BEAU WELLING IN A HOT STREAK
Firecracker-hot Beau Welling Design, recently lauded for its contributions to the new PGA Frisco complex in Texas, has completed a renovation of Indiana’s Evansville Country Club.
In addressing safety concerns about its driving range, the club eventually enlisted Welling for a series of improvements, including relocating the driving range, building several new holes and rebuilding a number of greens.
"This thought process led to the idea of upgrading infrastructure throughout the golf course," Welling told GolfCourseArchitecture.net. "This was especially the case for the greens, which were built with different methodologies at various times. There were old push-up-type greens, some quasi-USGA-type ones, and others that were a bit in between. There was also a desire to change the grass due to the different strains the greens had."

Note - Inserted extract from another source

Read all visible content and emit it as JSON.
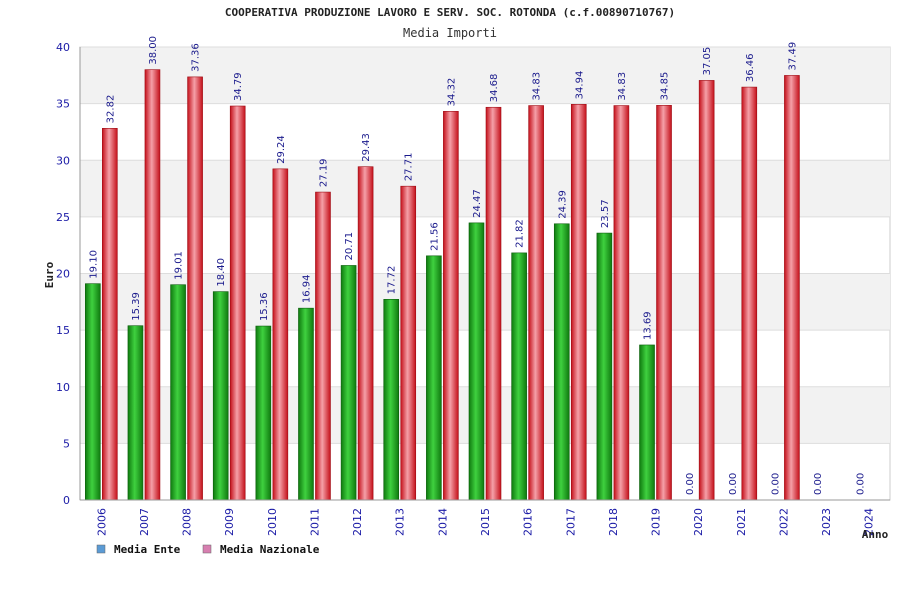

Work began on the project in September 2022, with Heritage Links handling construction duties. A new short-game area accompanied the course and range reopening. Design associate Hunter Rigsby was onsite, assisting in carrying out Welling’s directives.
Welling’s new creations are the eighth, ninth, 10th, 14th and 15th holes. Old Nos. 8 and 9 were abandoned in favor of the new driving range.
"To do that, we created a new eighth hole, which is a par 3 that plays along a bluff," Welling said. "It’s 130 yards, but it’s going to be spectacular and super exciting."
The new ninth hole is the reverse of what had been the previous 10th hole. "Players on the back tee have to hit over a big ravine and then climb up a hill on what is a short par 5," Welling said. "This hole will offer something that’s really distinctive from the experience that the members had previously. The new 10th is, in essence, an extension of the old 16th, but in reverse. And then we have taken the old 14th and broken that up into two holes, as the new 14th and 15th, which makes up for the loss of one hole because of the driving range."
Welling also redid the green complexes on seven holes.
"For the golf holes and green complexes that we’ve redeveloped, we’ve tried to put a premium on accuracy that’s required to get to certain hole locations,” he said. "The golf course is not very long, roughly 6,100 yards, and they have a lot of really good players, so we’ve tried to create more low-cut surrounds around greens, but also have more contour in the greens themselves, to really ask the better players to hit a really good shot in order to score. This will have a positive impact on the playing experience … the good players will be super happy."